14. Knuth-Morris-Pratt Pattern Matching
Like with everyone in Computer Science, we can do better. This is where Knuth's, Morris', and Pratt's idea of if one has matched the prefix of $P$ (pattern) with $k$ characters of $T$ (text), then one will know the these first $k$ characters of $T$ are equal to those of the prefix $P[0 \cdots k-1]$ of $P$. From this information we can deduce the place where to start the next comparison.

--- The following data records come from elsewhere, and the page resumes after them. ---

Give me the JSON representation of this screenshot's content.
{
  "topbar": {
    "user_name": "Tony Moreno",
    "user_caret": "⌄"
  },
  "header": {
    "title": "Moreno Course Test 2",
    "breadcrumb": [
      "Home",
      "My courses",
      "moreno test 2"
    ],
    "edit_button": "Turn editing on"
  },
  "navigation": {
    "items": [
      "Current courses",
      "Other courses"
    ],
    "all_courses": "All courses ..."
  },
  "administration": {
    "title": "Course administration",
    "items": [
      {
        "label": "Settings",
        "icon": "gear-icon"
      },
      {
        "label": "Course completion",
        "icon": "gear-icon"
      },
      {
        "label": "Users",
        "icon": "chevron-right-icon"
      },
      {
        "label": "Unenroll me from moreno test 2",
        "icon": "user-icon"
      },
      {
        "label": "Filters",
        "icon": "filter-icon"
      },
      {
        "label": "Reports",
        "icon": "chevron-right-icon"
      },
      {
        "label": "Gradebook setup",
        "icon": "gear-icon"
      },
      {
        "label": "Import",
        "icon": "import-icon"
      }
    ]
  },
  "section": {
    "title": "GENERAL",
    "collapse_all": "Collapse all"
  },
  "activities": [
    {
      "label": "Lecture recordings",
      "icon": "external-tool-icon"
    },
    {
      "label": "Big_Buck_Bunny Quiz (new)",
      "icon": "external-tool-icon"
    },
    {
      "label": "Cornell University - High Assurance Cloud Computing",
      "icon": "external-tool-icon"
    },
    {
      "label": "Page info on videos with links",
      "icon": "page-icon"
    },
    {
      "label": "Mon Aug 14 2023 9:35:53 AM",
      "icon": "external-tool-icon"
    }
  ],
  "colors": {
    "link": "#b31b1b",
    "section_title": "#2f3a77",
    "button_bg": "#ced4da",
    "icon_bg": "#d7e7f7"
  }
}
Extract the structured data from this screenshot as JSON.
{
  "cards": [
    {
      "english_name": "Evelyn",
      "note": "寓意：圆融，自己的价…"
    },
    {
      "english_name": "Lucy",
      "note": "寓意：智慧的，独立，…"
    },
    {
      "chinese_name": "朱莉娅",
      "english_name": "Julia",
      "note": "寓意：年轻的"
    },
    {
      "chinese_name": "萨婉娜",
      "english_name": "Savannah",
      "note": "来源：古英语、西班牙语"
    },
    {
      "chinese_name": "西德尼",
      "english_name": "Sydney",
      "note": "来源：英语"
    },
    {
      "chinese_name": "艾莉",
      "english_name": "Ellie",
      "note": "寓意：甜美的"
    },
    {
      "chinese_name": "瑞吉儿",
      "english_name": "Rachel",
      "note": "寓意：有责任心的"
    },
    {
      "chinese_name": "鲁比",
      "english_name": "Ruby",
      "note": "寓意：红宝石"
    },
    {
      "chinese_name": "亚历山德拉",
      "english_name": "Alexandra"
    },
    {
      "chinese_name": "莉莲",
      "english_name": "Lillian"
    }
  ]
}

public int KunthMorrisPrattFind(String text, String pattern) {
int N = text.length();
int M = pattern.length();
int[] ot = new int[M];
ot[0] = 0;
int i = 0;
int j = 0;
for (int pos = 1; pos < M; pos++){
int prev_overlap = ot[pos - 1];
if (pattern.charAt(pos) == pattern.charAt(prev_overlap)) {
ot[pos] = prev_overlap + 1;
} else {
while ((pattern.charAt(pos) != pattern.charAt(prev_overlap)) && prev_overlap >= 1) {
prev_overlap = ot[prev_overlap - 1];
}
if (pattern.charAt(pos) == pattern.charAt(prev_overlap)) {
ot[pos] = prev_overlap + 1;
}
}
}
while (i < N) {
while (j < M && i < N && text.charAt(i) == pattern.charAt(j)) {
i++;
j++;
}
if (j == M) {
return (i - M);
}
if (j == 0) {
i++;
} else {
j = ot[j - 1];
}
}
return -1;
}
This algorithm has $O(n)$ time complexity.